To sign into an app or website with a passkey, initiate the sign in process and authenticate with Touch ID or your login password when prompted. Signing into the app or website on a device that does not have the private key saved typically involves providing your username, scanning a QR code displayed on the device with your iPhone, and then authenticating with Face ID, Touch ID, or your passcode to supply it to the server. As private keys saved in the Passwords app do not sync to non-Apple devices, apps and websites that offer this functionality typically allow you to create separate passkeys for each ecosystem you use the account on.
Conclusion
While the concepts of complex, randomly generated passwords, rotating verification codes, and cryptographic key pairings may at first sound intimidating, you now hopefully have an idea of how these technologies work, as well as how to use them if you wish to increase the security of your online accounts. More information is available in your Mac’s built in help, Apple Support, and the AppleVis Forum, and if you have any questions or believe any of the information in this guide is inaccurate, sound off in the comments.
Comments
Wonderfully written
Hi Tyler, the article is wonderfully written. Thank you so much for such an informative post.
Now Using Strongbox
It integrates with Safari using the same autofill behaviour as in Keychain using Apple's provided API, so the experience is, like Keychain, very luscious.

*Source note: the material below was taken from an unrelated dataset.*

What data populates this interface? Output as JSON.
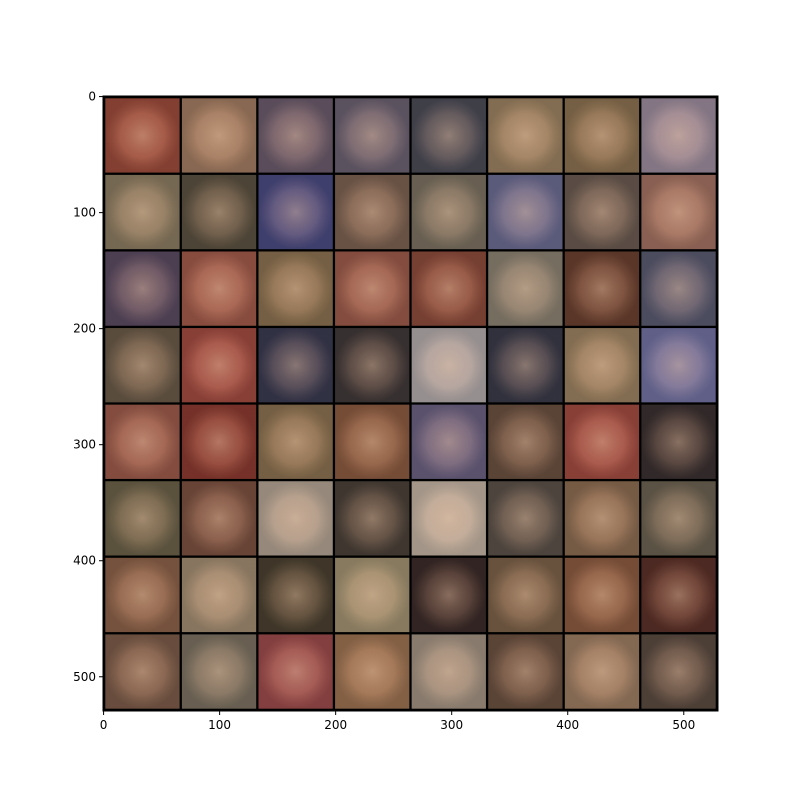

As far as I can tell, the process of scanning a QR code for performing cross-device passkey authentication isn't accessible. There's no way to get a key for manual entry on your phone. This strikes me as a shocking injustice; it effectively locks us into our respective platforms.
For me, the accounts I use…
For me, the accounts I use passkeys with, like Google, still allow me to use my password to login instead. This way, if I wanted, for example, to log into my Google account on Windows, I could authenticate with my email address and password, then create a separate passkey for that platform.
I think in the future, the goal of the WebAuthn standard is to replace passwords entirely, and when that becomes more wide spread, I definitely think an alternative to a QR code should be developed. I'm not a security expert, but I envision this possibly as a link sent to a user's email address that they can open on a computer or mobile device with the private key stored, in order to authenticate a nearby device.